I think Game developers realized just how misinformed the average customer could be..

 

 The industry has been on a downwards spiral since. Steam was definitely released as a DRM method. It did, however grow into somethi9ng better but what you say is true.. I can only see the industry continuing the terrible trends (DLC's "pay2win, or "freemium" as they are calling it now, always online, sequels from hell..etc)

 

it thrives because people will always forget, in their mad rush to play the latest hyped game, that they can vote this stuff away forever with their wallets.

mogqwai
mogqwai

 @Gelugon_baat With Guild Wars, you can play the entire original game with just paying for the game itself.

 

 It's no different than how games used to be sold, you buy a game and you can play it all you want, without any other fees.

 

If you mean the expansions as 'premium content' then yeah, there's expansions.

 

To be honest that sort of thing never bothered me, like DLC's do.

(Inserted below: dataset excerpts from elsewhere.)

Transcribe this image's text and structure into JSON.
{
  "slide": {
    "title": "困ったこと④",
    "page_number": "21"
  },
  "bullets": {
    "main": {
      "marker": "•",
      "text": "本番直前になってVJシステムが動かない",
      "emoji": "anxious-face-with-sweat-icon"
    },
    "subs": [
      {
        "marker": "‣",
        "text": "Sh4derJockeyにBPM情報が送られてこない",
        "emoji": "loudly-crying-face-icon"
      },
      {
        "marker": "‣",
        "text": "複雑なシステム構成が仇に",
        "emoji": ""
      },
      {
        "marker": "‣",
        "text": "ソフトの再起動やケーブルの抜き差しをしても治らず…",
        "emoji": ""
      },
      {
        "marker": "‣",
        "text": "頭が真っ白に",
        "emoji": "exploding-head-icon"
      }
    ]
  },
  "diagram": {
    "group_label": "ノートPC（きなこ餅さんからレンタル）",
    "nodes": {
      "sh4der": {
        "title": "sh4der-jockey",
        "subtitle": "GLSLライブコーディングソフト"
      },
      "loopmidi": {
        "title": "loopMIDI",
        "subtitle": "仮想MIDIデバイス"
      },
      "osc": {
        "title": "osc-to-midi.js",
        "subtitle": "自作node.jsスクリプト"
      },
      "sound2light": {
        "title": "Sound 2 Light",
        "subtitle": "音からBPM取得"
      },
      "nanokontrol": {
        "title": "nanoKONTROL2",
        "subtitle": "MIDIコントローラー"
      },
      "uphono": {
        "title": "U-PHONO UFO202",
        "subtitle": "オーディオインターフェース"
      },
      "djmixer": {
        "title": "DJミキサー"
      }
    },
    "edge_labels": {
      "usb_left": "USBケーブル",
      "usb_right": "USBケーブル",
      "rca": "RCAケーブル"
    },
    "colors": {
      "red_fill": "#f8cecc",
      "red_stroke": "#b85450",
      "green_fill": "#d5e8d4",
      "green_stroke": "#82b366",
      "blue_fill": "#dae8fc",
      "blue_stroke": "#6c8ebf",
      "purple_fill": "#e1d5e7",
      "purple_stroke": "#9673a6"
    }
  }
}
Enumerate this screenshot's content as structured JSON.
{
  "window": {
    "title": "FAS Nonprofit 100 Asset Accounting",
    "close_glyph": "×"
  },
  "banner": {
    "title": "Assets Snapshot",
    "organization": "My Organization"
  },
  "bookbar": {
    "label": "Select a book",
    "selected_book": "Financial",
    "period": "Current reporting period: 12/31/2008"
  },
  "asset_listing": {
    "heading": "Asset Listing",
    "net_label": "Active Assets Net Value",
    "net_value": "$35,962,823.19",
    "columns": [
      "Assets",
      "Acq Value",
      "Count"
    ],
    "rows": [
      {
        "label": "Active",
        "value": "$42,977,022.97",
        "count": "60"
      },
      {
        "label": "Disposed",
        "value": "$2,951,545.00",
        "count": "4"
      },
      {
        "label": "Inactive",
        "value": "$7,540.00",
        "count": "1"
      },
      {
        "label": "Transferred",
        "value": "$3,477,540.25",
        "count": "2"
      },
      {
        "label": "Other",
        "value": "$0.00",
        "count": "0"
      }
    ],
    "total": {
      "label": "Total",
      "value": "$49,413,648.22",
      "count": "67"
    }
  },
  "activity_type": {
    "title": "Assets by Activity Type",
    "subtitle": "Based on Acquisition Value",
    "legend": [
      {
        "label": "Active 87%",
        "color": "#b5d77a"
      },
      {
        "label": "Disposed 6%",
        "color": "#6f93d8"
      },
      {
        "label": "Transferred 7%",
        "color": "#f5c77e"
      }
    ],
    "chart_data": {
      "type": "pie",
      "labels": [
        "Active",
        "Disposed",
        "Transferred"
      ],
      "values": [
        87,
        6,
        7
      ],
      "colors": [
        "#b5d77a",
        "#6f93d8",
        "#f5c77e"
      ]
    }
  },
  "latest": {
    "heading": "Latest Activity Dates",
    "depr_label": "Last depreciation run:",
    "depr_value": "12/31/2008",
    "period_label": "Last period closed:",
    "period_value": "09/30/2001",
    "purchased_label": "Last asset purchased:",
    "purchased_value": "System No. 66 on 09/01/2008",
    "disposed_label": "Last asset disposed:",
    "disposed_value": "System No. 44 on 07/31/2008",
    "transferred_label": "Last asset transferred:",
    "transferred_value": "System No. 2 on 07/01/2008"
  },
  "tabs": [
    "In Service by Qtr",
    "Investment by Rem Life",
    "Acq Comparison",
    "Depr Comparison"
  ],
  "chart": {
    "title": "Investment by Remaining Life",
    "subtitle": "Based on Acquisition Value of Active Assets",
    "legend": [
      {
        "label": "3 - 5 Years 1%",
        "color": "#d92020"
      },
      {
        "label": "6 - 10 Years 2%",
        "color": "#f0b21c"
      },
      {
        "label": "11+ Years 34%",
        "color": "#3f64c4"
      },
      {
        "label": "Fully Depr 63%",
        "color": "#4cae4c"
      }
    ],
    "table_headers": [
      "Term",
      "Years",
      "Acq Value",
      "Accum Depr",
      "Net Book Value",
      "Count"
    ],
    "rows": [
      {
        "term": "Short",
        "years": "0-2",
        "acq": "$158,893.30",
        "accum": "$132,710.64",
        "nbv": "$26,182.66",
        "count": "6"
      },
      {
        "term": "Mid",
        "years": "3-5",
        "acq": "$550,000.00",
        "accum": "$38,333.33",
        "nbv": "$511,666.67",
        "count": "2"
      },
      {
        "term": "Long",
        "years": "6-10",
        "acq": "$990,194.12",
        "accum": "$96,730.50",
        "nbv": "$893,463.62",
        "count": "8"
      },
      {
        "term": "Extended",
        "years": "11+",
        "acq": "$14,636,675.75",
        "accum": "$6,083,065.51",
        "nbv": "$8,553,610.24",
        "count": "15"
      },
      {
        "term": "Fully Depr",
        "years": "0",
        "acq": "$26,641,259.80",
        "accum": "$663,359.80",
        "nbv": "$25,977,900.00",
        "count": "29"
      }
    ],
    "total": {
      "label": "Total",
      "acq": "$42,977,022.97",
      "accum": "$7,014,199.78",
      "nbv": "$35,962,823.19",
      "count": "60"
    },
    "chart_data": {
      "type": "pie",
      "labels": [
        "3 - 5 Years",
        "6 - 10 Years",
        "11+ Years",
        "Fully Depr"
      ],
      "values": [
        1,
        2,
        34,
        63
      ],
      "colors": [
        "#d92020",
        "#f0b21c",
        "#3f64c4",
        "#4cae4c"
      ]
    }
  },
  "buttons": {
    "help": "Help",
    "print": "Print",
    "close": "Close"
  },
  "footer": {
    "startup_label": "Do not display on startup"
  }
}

You get something bigger than just some lame new weapon for your money, in fact Guild Wars Expansions were stand alone games in their own right, so it was done well IMO.

 

I bought the whole set and never regretted any of them, nor was I ever charged for anything else once I paid the entrance fee.

 

 It wasn't a rip off, and it was good fun, In fact the servers for the original are still running strong, even though Guild Wars II is right around the corner, how many other companies have done that?

 

NCSoft is a company I have no problems buying games from.

mogqwai
mogqwai

 @Gelugon_baat Oh hell no!

 

 I never bought Everquest or WoW (I did get Guild Wars because, to me that is an MMO model done right)

 

I never bought Diablo III etc.. ... I will stick with games that give me more fun than head aches.. and there are still a LOT of good games that way.